I write a blog in substack titled "The LegalTech Thesis" wherein I analyze LegalTech startups and identify opportunities for investment. Would love to get your thoughts on my post!
https://harshithviswanath.substack.com/p/three-legaltech-whitespace-plays?r=4y4gfu
this is the one that keeps getting validated. across the VC newsletters we track, the funds backing AI companies with real traction keep saying the same thing. thank you for the article!
Victoria, this is an excellent piece — and the timing is particularly relevant given where we are in the AI adoption cycle within financial services.
Your distinction between building "for" an industry versus building "in" an industry is one we encounter constantly in our advisory work with banks, asset managers, and fintechs. The firms that understand the muscle memory of how a treasury operation or compliance function actually works have an enormous advantage over those that treat financial services as just another vertical to bolt AI onto.
I'd push the thesis one step further, though. Trust isn't just a moat for AI-native startups — it's becoming the decisive competitive variable for incumbent financial institutions as they navigate the convergence of AI, tokenized assets, and programmable settlement infrastructure.

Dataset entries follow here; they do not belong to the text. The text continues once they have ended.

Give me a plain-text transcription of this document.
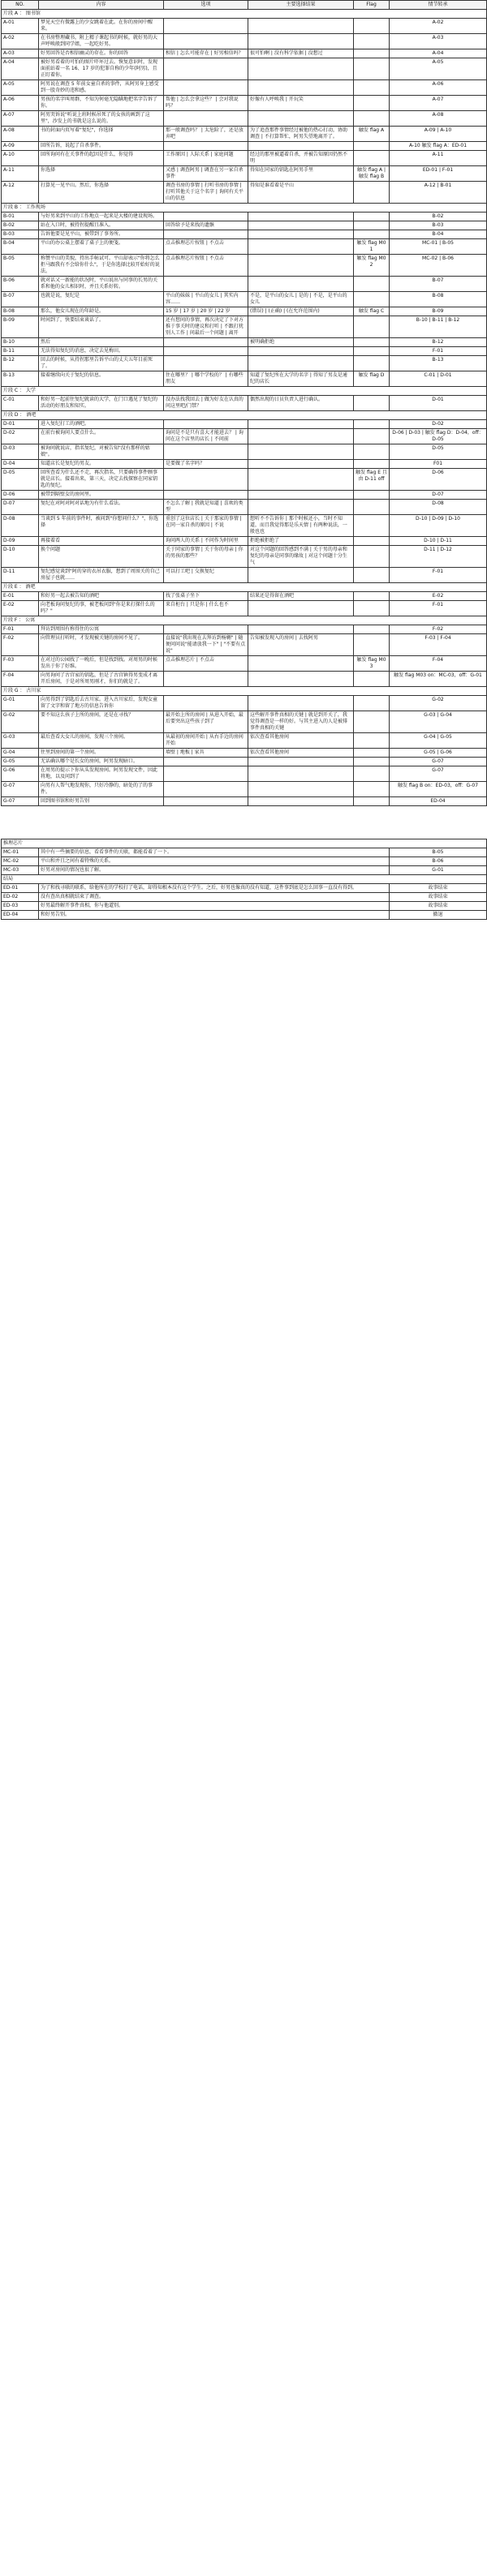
NO.	内容	选项	主要选择结果	Flag	情节转承
片段 A ： 图书馆					
A-01	梦见天空有微露上的少女跳着在此。在你的房间中醒来。				A-02
A-02	在书房整理藏书，附上精子课起书的时候，就好男的大声呼唤般到同学姐，一起吃好男。				A-03
A-03	好男回答是否相信幽灵的存在。你的回答	相信 | 怎么可能存在 | 好男相信吗？	很可怕啊 | 没有科学依据 | 没想过		A-04
A-04	被好男看着的可怕的图片吓坏过去。恢复意识时，发现面前站着一名 16、17 岁的犯罪自称的少年(阿男)，且正盯着你。				A-05
A-05	阿男说在调查 5 年前女童自杀的事件，从阿男身上感受到一股奇妙的违和感。				A-06
A-06	男孩的名字叫周群，不知为何毫无隐瞒地把名字告诉了你。	帮他 | 怎么会拿这些？ | 会对我说吗？	好像有人呼唤我 | 开玩笑		A-07
A-07	阿男哭诉说"听说上班时候吊死了的女孩的画到了这里"，沙发上的书就是这么说的。				A-08
A-08	书的封面内页写着"复纪"，你选择	那一般调查吗？ | 太危险了，还是放弃吧	为了追查那件事情经过被他的热心打动，协助调查 | 不打算帮忙，阿男失望地离开了。	触发 flag A	A-09 | A-10
A-09	回所告诉，说起了自杀事件。				A-10 触发 flag A：ED-01
A-10	回所询问有在关事件的起因是什么，你觉得	工作原因 | 人际关系 | 家庭问题	经过的那里被逼着自杀，并被告知原因仍然不明		A-11
A-11	你选择	又感 | 调查阿男 | 调查在另一家自杀事件	得知在同家的钥匙在阿男手里	触发 flag A | 触发 flag B	ED-01 | F-01
A-12	打算见一见平山。然后，你选择	调查书房的事情 | 打听书房的事情 | 打听其他关于这个名字 | 询问有关平山的信息	得知是谁看着是平山		A-12 | B-01
片段 B ： 工作现场					
B-01	与好男来到平山的工作地点一起来是大楼的建设现场。				B-02
B-02	站在入口时，被持拐提醒且准入。	回答给予是来找的遗骸			B-03
B-03	告诉他要是见平山，被带到了事务所。				B-04
B-04	平山的办公桌上摆着了桌子上的便笺。	点击推理芯片按钮 | 不点击		触发 flag M01	MC-01 | B-05
B-05	称赞平山的美貌，持出手帖试可。平山却表示"你将怎么拒马跟我有不会给你什么"，于是你选择比较开始好的说法。	点击推理芯片按钮 | 不点击		触发 flag M02	MC-02 | B-06
B-06	就对话又一新能的状况时，平山说出与同事的长男的关系和他的女儿相识时，并且关系好转。				B-07
B-07	也就是说，复纪是	平山的妹妹 | 平山的女儿 | 其实内容……	不是，是平山的女儿 | 是的 | 不是，是平山的女儿		B-08
B-08	那么，他女儿现在的年龄是。	15 岁 | 17 岁 | 20 岁 | 22 岁	(错误) | (正确) | (在允许范围内)	触发 flag C	B-09
B-09	时间到了，快要结束谈话了。	还有想问的事情，再次决定了下对方推于事关时的建议和打听 | 不跟打扰别人工作 | 问最后一个问题 | 离开			B-10 | B-11 | B-12
B-10	然后		被明确拒绝		B-12
B-11	无法得知复纪的消息，决定去见梅田。				F-01
B-12	回去的时候，从持拐那里告诉平山的丈夫五年目前死了。				B-13
B-13	接着继续向关于复纪的信息。	住在哪里？ | 哪个学校的？ | 有哪些朋友	知道了复纪所在大学的名字 | 得知了男友是通纪的店长	触发 flag D	C-01 | D-01
片段 C ： 大学					
C-01	和好男一起前往复纪就读的大学，在门口遇见了复纪的活动的好朋友和知实。	没办法找我回去 | 做为好友在认真的问这里吧/门禁？	偶然出现的日员负责人进行确认。		D-01
片段 D ： 酒吧					
D-01	进入复纪打工的酒吧。				D-02
D-02	在前台被询问人要点什么。	询问是不是只有喜大才能进去？ | 询问在这个店里的店长 | 不问前			D-06 | D-03 | 触发 flag D：D-04，off：D-05
D-03	被询问就说店，指名复纪，对被告知"没有那样的姑娘"。				D-05
D-04	知道店长是复纪的男友。	是要做了名字吗？			F01
D-05	回所查看为什么还不走，再次指名，只要确得事件顾事就是店长。接着出来，第三天，决定去找探察在同家钥匙的复纪。			触发 flag E 且由 D-11 off	D-06
D-06	被带到隔壁女的房间里。				D-07
D-07	复纪在对阿对阿对话地为有什么看法。	不怎么了解 | 我就是知道 | 喜欢的类型			D-08
D-08	当谈到 5 年前的事件时，被问到"你想问什么？"，你选择	重创了这位店长 | 关于那家的事情 | 在同一家自杀的原因 | 不说	想听不不告诉你 | 那个时候还小，当时不知道，而且我觉得那是乐天情 | 有两种说法，一般也也		D-10 | D-09 | D-10
D-09	再接着看	询问两人的关系 | 不问作为时间里	拒绝被拒绝了		D-10 | D-11
D-10	换个问题	关于同家的事情 | 关于你的母亲 | 你的男孩的那些？	对这个问题的回答感到不满 | 关于男的母亲和复纪的母亲是同事的缘故 | 对这个问题十分生气		D-11 | D-12
D-11	复纪感觉谈到"阿的穿的衣吊衣服，想到了周围关的自己房屋子也就……	可以打工吧 | 交换复纪			F-01
片段 E ： 酒吧					
E-01	和好男一起去被告知的酒吧	找了张桌子坐下	结果还是得留在酒吧		E-02
E-02	向老板询问复纪的事，被老板问到"你是来打探什么的吗？"	来自柜台 | 只是你 | 什么也不			F-01
片段 F ： 公寓					
F-01	拜访到周围有称得住的公寓				F-02
F-02	向管理员打听时，才发现被关键的房间不见了。	直接说"我出现在去拜访到杨翱" | 随便问问说"能请放我一下" | "不要有点说"	告知被发现入的房间 | 去找阿男		F-03 | F-04
F-03	在对过的公园找了一晚后，但是找到找。对周男的时候发出于你了好维。	点击推理芯片 | 不点击		触发 flag M03	F-04
F-04	向男询问了古宫家的钥匙，但是了古宫镇得男变成才离开后房间，于是对所周男刚才，你们的就是了。				触发 flag M03 on：MC-03，off：G-01
片段 G ： 古川家					
G-01	向男得到了钥匙后去古川家。进入古川家后，发现女童留了文字和留了地方的信息告诉你				G-02
G-02	要不知这么孩子上所的房间，还是在寻找？	最开始上所的房间 | 从进入开始，最后要突出这些孩子到了	这些解开事件真相的关键 | 就是到开关了，我觉得调查是一样的好。与其主进入的人是被排事件真相的关键		G-03 | G-04
G-03	最后查看大女儿的房间，发现三个房间。	从最初的房间开始 | 从右手边的房间开始	依次查看其他房间		G-04 | G-05
G-04	往里到房间的第一个房间。	墙壁 | 地板 | 家具	依次查看其他房间		G-05 | G-06
G-05	无话确认哪个是长女的房间，阿男发现暗口。				G-07
G-06	在周男的提示下你从头发现房间。阿男发现文件，因此将地，以及问到了				G-07
G-07	向男有人帮气地发现你，只好冷静的，暗处的了的事件。				触发 flag B on：ED-03，off：G-07
G-07	回到图书馆和好男告别				ED-04
推理芯片		
MC-01	其中有一些摘要的信息，看看事件的关联，都能看着了一下。	B-05
MC-02	平山和并且之间有着特殊的关系。	B-06
MC-03	好男对房间的情况也很了解。	G-01
结局		
ED-01	为了和找寻联的联系，给他所在的学校打了电话，却得知根本没有这个学生。之后，好男也像真的没有知道，这件事到底是怎么回事一直没有得到。	故事结束
ED-02	没有查出真相就结束了调查。	故事结束
ED-03	好男最终解开事件真相，你与他道别。	故事结束
ED-04	和好男告别。	撤退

In our research on the "Convergence Economy," we've found that the simultaneous compression of intelligence costs (AI) and coordination costs (stablecoins, smart contracts, tokenized rails) is expanding the competitive surface area dramatically. The question shifts from "who can build the technology?" to "who do counterparties, regulators, and clients trust to operate it responsibly?" This is why we've argued that compliance is a moat, not a barrier — the GENIUS Act's requirements are substantial, but for institutions with existing regulatory infrastructure, they represent a defensible advantage that unregulated entrants can't replicate.
Where this gets most interesting is at the intersection of agentic AI and tokenization. When autonomous AI agents begin executing financial workflows on programmable rails, the trust question becomes existential, not just competitive. Your point about restraint as a trust signal maps directly: knowing when your AI agent should route to a human rather than hallucinate an answer is the institutional equivalent of knowing when to say no.
We've published research on these dynamics — multi-agent AI design models for financial institutions, the convergence of AI and digital asset infrastructure, and the strategic imperatives that flow from this shift — at nextfiadvisors.com/intelligence. Happy to share if useful.
Great piece. This is exactly the kind of thinking needed as these industries navigate what is fundamentally a trust-intensive transition.